The legal standard the Court has used in such cases is whether the challenged statute is “congruent and proportional” to the ends of the relevant constitutional provision, here the Fifteenth Amendment, which bans racial discrimination in voting. There are three ways in which Section 5 fails this test: (a) There is no rhyme or reason to the jurisdictions now covered (for example, the statute itself requires use of election statistics that are decades old: Texas is covered but not Arkansas, Arizona but not New Mexico, some New York City boroughs but not others, etc.); (b) it is extraordinarily intrusive in the kowtowing it requires from state and local jurisdictions to the federal government; and (c) it bans much that is not illegal under the Constitution, since the former covers anything with a racially disproportionate “effect” while the latter requires discriminatory intent (for example, the Justice Department has been urged, and the Obama administration is likely, to use Section 5 to block anti-voter-fraud measures on the theory that they “disenfranchise” a higher percentage of blacks than whites).

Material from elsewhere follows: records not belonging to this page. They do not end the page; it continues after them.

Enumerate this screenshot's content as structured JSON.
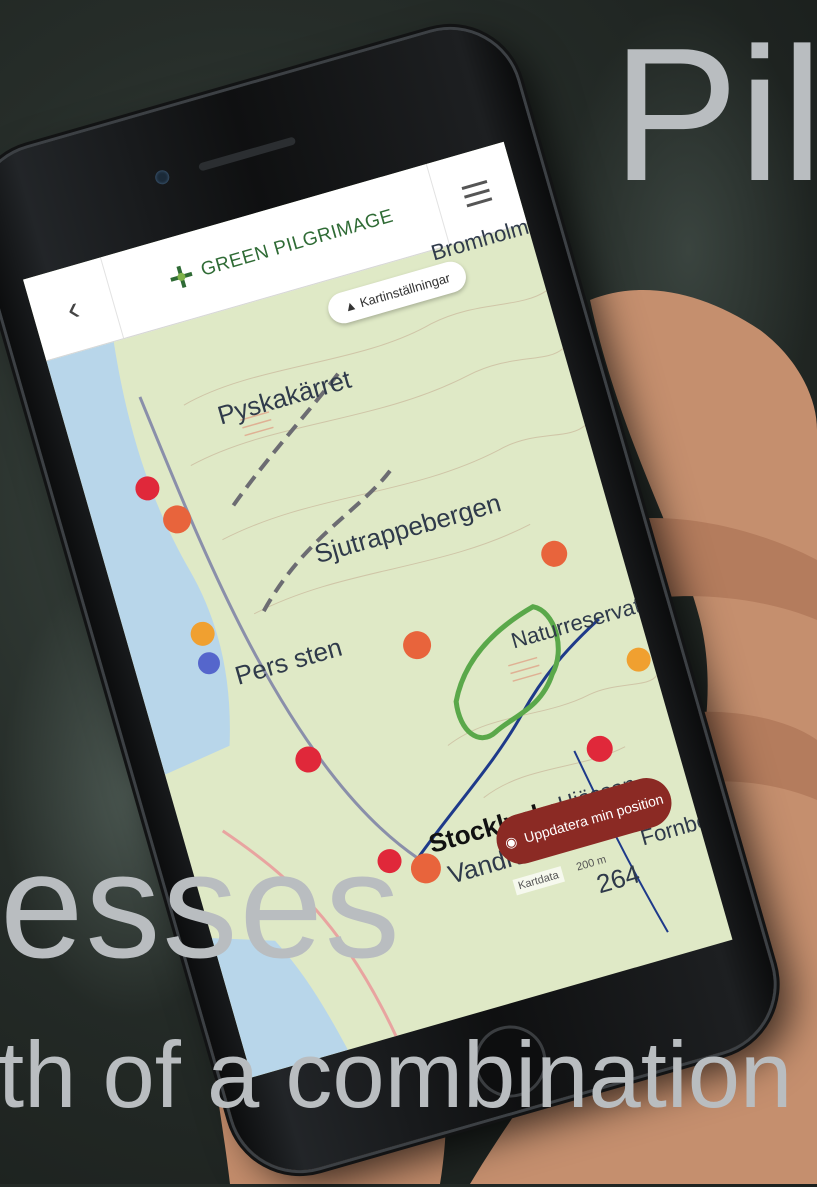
{
  "overlay": {
    "title_fragment": "Pil",
    "heading_fragment": "esses",
    "subtitle_fragment": "th of a combination"
  },
  "app": {
    "brand": "GREEN PILGRIMAGE",
    "settings_button": "Kartinställningar",
    "update_button": "Uppdatera min position",
    "kartdata": "Kartdata",
    "scale": "200 m"
  },
  "map_labels": {
    "pyskakarret": "Pyskakärret",
    "sjutrappebergen": "Sjutrappebergen",
    "pers_sten": "Pers sten",
    "naturreservat": "Naturreservat",
    "stocklycke": "Stocklycke",
    "vandrarhem": "Vandrarhem",
    "hjassan": "Hjässan",
    "fornborg": "Fornborg",
    "elevation": "264",
    "bromholm": "Bromholm"
  },
  "colors": {
    "map_bg": "#dfe9c6",
    "brand_green": "#2f6b35",
    "update_button": "#8b2a24",
    "marker_orange": "#e8643c",
    "marker_red": "#e0283a",
    "trail_blue": "#1e3a8a",
    "water": "#b8d6ea"
  }
}
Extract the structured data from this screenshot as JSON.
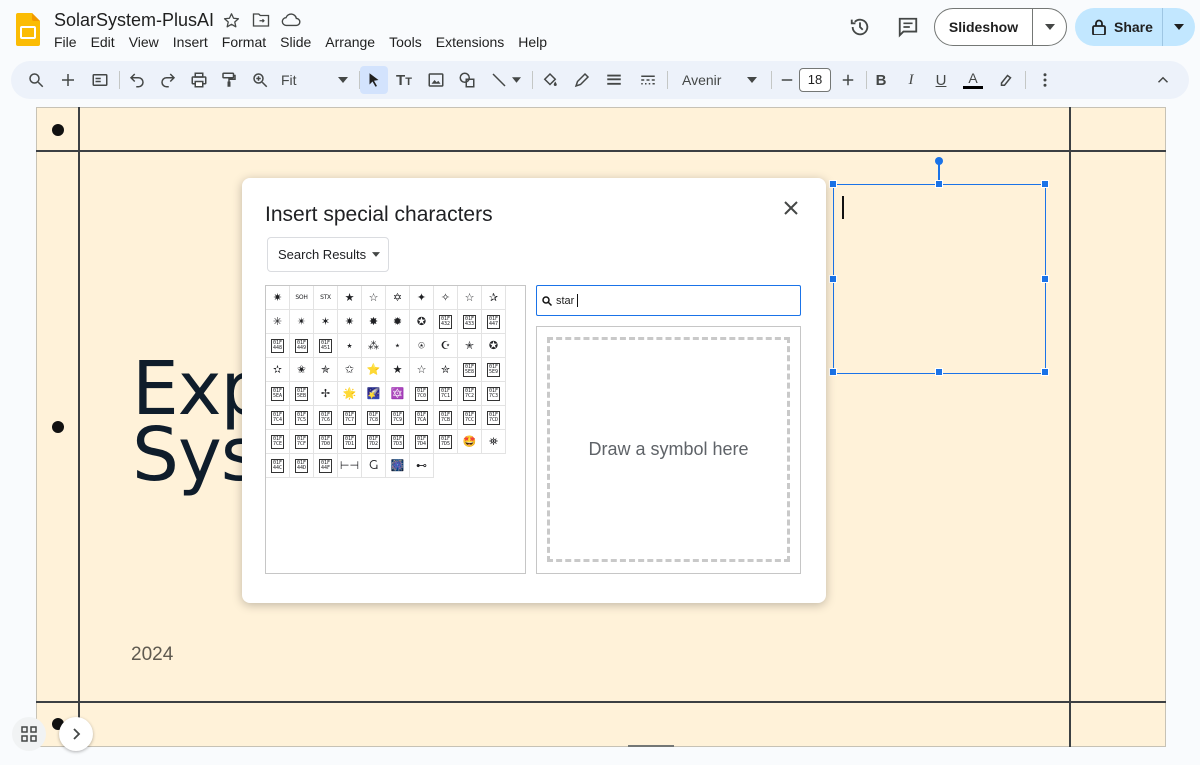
{
  "app": {
    "doc_title": "SolarSystem-PlusAI",
    "menu": [
      "File",
      "Edit",
      "View",
      "Insert",
      "Format",
      "Slide",
      "Arrange",
      "Tools",
      "Extensions",
      "Help"
    ],
    "slideshow_label": "Slideshow",
    "share_label": "Share"
  },
  "toolbar": {
    "zoom_value": "Fit",
    "font_family": "Avenir",
    "font_size": "18",
    "bold": "B",
    "italic": "I",
    "underline": "U",
    "text_color_glyph": "A"
  },
  "slide": {
    "title_line1": "Exp",
    "title_line2": "Sys",
    "year": "2024"
  },
  "dialog": {
    "title": "Insert special characters",
    "category": "Search Results",
    "search_value": "star",
    "draw_placeholder": "Draw a symbol here",
    "characters": [
      [
        "✷",
        "SOH",
        "STX",
        "★",
        "☆",
        "✡",
        "✦",
        "✧",
        "☆",
        "✰"
      ],
      [
        "✳",
        "✴",
        "✶",
        "✷",
        "✸",
        "✹",
        "✪",
        "01F\n432",
        "01F\n433",
        "01F\n447"
      ],
      [
        "01F\n448",
        "01F\n449",
        "01F\n451",
        "٭",
        "⁂",
        "⋆",
        "⍟",
        "☪",
        "✭",
        "✪"
      ],
      [
        "✫",
        "✬",
        "✯",
        "✩",
        "⭐",
        "★",
        "☆",
        "✮",
        "01F\n5E8",
        "01F\n5E9"
      ],
      [
        "01F\n5EA",
        "01F\n5EB",
        "✢",
        "🌟",
        "🌠",
        "🔯",
        "01F\n7C0",
        "01F\n7C1",
        "01F\n7C2",
        "01F\n7C3"
      ],
      [
        "01F\n7C4",
        "01F\n7C5",
        "01F\n7C6",
        "01F\n7C7",
        "01F\n7C8",
        "01F\n7C9",
        "01F\n7CA",
        "01F\n7CB",
        "01F\n7CC",
        "01F\n7CD"
      ],
      [
        "01F\n7CE",
        "01F\n7CF",
        "01F\n7D0",
        "01F\n7D1",
        "01F\n7D2",
        "01F\n7D3",
        "01F\n7D4",
        "01F\n7D5",
        "🤩",
        "⛯"
      ],
      [
        "01F\n44C",
        "01F\n44D",
        "01F\n44F",
        "⊢⊣",
        "Ⴚ",
        "🎆",
        "⊷"
      ]
    ]
  },
  "colors": {
    "accent": "#1a73e8",
    "slide_bg": "#fff2d9",
    "share_bg": "#c2e7ff",
    "toolbar_bg": "#edf2fa"
  }
}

Were the issue merely the dry, legal one of whether we have congruence and proportionality here, five votes to strike down the law would be predictable. But we’re talking about a key provision of the Voting Rights Act, with all the history that this carries with it, which is likely to give all the justices some pause.
Yet in taking that pause the justices should bear in mind that it is precisely the ideals of the Voting Rights Act and the Fifteenth Amendment that will be jeopardized if they do not strike down Section 5. This statute is not only no longer congruent and proportional to the Fifteenth Amendment: By far its principal purpose is now to violate it.
That purpose is to require racial segregation of voters by means of racial gerrymandering. As the appellant’s reply brief says, Section 5 “is clearly in tension with the Fourteenth and Fifteenth Amendment guarantees — perhaps outright violating them [citation omitted] — rather than appropriately enforcing them.” This abuse cannot be waved away as a minor and unintended byproduct of Section 5, because the justices have expressed their own concerns about it and the amendments that Congress passed in 2006 show that it intends these abuses to be ramped up. Nor is this an abuse that can be managed by judicial oversight: There are thousands of Section 5 decisions made by the Justice Department, and for their own reasons both Democratic and Republican administrations like to use them to encourage racial segregation through racial gerrymandering.
Such segregation is not only offensive per se, but has divisive and poisonous effects. It discourages interracial coalition-building, marginalizes black politicians (particularly more conservative and Republican ones), polarizes districts and helps polarize parties, and encourages identity politics in an increasingly multiethnic and multiracial society that can ill-afford it.
In sum, the guarantees of the Constitution and the ideals of the Voting Rights Act all dictate that Section 5 has outlived its purpose. The Court should strike it down.